BODILY
A
cowboy had been caught by some Indians and was about to be executed
when they asked him for any last request. So he walked over to
his horse and whispered something in its ear. The horse took off
madly over the hills and then came right back with a beautiful
naked blonde on its back.
The
cowboy took the blonde to a teepee and had sex. Then he came back
out and requested another talk with his horse. The Indians, amazed,
agreed again. So the cowboy walked over to the horse and whispered
in his ear again.
The
horse took off and then came back with a beatiful naked redhead.

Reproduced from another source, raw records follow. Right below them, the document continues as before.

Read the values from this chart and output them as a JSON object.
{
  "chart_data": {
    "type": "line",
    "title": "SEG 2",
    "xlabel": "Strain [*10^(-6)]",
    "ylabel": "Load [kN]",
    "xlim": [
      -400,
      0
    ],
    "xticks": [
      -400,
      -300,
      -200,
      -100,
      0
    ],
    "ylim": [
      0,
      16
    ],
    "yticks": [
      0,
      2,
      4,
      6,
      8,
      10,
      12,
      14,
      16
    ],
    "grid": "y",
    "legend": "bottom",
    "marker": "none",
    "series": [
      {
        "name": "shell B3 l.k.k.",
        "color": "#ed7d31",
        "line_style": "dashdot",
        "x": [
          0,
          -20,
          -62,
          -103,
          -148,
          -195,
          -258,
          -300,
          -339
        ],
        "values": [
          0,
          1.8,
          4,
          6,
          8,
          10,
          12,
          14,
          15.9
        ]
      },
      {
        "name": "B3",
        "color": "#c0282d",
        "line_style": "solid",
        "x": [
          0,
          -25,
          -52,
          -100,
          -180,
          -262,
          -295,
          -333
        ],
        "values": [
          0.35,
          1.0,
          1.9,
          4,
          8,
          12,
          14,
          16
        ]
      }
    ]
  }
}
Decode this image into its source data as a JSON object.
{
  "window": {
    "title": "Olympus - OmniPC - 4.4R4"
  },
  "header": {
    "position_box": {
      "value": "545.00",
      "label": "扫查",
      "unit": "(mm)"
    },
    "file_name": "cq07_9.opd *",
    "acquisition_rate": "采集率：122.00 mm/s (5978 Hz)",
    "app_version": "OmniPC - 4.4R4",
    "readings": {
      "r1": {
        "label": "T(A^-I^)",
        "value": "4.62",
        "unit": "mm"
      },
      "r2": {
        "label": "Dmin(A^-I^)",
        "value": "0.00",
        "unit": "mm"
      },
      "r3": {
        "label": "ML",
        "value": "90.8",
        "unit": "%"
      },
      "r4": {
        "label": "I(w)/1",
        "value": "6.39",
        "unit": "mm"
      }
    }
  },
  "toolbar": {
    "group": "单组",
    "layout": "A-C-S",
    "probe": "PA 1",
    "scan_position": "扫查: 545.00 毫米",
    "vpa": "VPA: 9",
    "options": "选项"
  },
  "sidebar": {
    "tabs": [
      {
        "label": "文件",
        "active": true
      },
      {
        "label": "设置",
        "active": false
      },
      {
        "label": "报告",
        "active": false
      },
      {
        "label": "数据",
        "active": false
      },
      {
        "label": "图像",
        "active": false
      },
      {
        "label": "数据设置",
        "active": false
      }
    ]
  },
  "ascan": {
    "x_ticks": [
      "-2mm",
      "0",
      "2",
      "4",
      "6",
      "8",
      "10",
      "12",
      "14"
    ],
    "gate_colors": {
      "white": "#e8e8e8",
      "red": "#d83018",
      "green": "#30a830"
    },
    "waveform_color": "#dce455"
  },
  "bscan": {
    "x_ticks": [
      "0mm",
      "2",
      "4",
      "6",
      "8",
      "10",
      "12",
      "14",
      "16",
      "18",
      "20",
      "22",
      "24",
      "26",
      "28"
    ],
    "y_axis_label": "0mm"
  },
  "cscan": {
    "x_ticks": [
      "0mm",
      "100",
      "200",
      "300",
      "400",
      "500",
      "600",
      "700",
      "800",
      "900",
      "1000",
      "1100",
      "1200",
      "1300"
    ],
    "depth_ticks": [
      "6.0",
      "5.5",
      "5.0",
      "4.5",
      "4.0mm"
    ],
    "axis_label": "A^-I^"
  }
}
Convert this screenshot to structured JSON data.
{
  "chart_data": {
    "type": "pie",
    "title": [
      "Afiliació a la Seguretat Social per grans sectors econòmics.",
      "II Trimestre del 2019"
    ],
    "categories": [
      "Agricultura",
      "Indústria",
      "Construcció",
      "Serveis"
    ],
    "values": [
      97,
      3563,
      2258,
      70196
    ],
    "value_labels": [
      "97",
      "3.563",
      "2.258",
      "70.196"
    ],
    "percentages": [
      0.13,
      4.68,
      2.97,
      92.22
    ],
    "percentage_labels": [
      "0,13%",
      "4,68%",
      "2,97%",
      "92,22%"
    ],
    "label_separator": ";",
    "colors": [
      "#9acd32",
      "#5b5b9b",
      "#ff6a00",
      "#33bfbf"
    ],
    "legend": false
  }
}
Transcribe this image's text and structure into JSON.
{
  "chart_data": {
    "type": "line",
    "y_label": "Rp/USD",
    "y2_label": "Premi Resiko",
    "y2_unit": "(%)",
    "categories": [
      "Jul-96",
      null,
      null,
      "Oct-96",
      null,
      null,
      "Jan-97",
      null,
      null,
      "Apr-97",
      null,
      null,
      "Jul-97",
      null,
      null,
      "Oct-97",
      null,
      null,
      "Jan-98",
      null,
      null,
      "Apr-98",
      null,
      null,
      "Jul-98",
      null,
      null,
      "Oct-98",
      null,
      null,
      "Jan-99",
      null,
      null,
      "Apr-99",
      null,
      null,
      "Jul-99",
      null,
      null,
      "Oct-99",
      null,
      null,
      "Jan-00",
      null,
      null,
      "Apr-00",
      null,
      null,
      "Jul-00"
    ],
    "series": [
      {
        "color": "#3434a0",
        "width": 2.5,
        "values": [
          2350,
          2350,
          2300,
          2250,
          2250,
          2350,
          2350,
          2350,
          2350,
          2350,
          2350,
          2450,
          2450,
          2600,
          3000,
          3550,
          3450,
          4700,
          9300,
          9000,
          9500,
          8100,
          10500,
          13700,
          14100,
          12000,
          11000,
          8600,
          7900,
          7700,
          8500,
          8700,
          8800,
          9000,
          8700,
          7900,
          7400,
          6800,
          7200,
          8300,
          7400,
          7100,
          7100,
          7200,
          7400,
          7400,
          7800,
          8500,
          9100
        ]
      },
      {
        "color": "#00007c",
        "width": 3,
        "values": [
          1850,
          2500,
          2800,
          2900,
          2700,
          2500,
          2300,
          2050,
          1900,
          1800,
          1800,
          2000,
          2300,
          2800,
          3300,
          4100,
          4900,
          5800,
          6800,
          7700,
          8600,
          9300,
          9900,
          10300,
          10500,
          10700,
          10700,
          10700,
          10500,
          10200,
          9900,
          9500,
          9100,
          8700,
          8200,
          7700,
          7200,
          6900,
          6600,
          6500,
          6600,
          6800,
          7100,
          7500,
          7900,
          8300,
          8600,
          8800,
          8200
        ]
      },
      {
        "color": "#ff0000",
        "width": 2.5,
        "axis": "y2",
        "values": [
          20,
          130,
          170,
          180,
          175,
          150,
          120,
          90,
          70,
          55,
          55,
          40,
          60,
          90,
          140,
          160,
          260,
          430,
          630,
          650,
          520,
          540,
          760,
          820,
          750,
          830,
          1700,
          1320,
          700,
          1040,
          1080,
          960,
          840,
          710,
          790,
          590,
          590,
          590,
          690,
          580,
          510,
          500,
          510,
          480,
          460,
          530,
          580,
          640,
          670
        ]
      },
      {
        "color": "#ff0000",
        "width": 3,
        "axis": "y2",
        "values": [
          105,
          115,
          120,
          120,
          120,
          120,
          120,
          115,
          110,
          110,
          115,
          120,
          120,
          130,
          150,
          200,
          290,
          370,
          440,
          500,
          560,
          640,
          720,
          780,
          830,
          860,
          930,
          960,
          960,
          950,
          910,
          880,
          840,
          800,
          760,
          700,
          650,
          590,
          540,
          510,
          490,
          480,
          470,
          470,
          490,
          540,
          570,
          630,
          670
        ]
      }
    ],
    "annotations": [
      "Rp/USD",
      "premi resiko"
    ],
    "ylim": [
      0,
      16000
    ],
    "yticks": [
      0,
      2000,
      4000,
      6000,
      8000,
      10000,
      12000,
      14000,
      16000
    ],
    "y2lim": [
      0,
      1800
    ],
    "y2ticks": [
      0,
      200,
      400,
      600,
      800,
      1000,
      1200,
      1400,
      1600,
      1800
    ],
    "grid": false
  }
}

He takes her into another teepee and has sex with her. He comes
out and once more asked to talk to his horse.
The
Indians once more agreed. So he walked over to the horse and whispered
something else into its ear. The horse took off and then came
right back with a beautiful naked brunette on its back. The cowboy
took the brunette to a teepee and had sex.
Then
he came back out and requested another talk with his horse. The
Indians, totally amazed by this point, agreed again. So the cowboy
walks over to the horse and says, "I'm only going to do this
once more, now read my lips, 'pose'"!
A
man walks into a drug store and calls the pharmacist over and
asks him if he has any pills that can keep him hard all night
since he had three girls coming over for the night.
The
pharmacist gave the man a jar of pills and told him to take two
every three hours and he would stay hard all night. The man went
home and took the whole box of 30 pills together.
The
next day the man returned to the drug store and called the pharmacist
over again. The man showed the pharmacist his penis which was
black and blue and covered with a rash. The man asked the pharmacist
for some rub A5-35, but the pharmacist told the man he was crazy
to put rub A5-35 on his penis.
The
man replied that it wasn't for his penis, but his shoulder, since
the girls did not show up.
This
useful tool is commonly found in the range of 8 inches long, the
functioning of which is enjoyed by members of both sexes. It is
usually found hung, dangling loosely, ready for instant action.
It boasts of a clump of little hairy things at one end and a small
hole at the other.
In
use, it is inserted, almost always willingly, sometimes slowly,
sometimes quickly, into a warm, fleshy, moist opening where it
is thrust in and drawn out again and again many times in succession,
often quickly and accompanied by squirming bodily movements.
Anyone
found listening in will most surely recognize the rhythmic, pulsing
sound, resulting from the well lubricated movements. When finally
withdrawn, it leaves behind a juicy, frothy, sticky white substance,
some of which will need cleaning from the outer surfaces of the
opening and some of from its long glistening shaft.
After
everything is done and the flowing and cleansing liquids have
ceased emmanating, it is returned to its freely hanging state
of rest, ready for yet another bit of action, hopefully reaching
its bristling climax twice or three times a day, but often much
less. Ah yes, such are the characteristics of one's toothbrush!
A
huge muscular man walks into a bar and orders a beer. The bartender
hands him the beer and says, "You know, I'm not gay but I
want to compliment you on your physique, it really is phenomenal!
I have a question though, why is your head so small?"
The
big guy nods slowly. He's obviously fielded this question many
times. "One day," he begins, "I was hunting when
I got lost in the woods. I heard someone crying for help and finally
realized that it was coming from a frog sitting next to a stream.
So
I picked up the frog and it said, "Kiss me. Kiss me and I
will turn into a genie and grant you 3 wishes." So I looked
around to make sure I was alone and gave the frog a kiss. POOF!
The frog turned into a beautiful, voluptuous, naked woman.
She
said, "You now have 3 wishes." I looked down at my scrawny
115 pound body and said, "I want a body like Arnold Schwarzenneger."
She nodded, whispered a spell, and POOF! there I was, so huge
that I ripped out of my clothes and was standing there naked!
She
then asked, "What will be your second wish?" I looked
hungrily at her beautiful body and replied, "I want to make
sensuous love with you here by this stream." She nodded,
laid down, and beckoned to me. "We then made love for hours!"
Later,
as we lay there next to each other, sweating from our glorious
lovemaking, she whispered into my ear, "You know, you do
have one more wish. What will it be?" I looked at her and
replied, "How about a little head?"
Why
do bald men have holes in their pockets?
So they can run their hands through hair!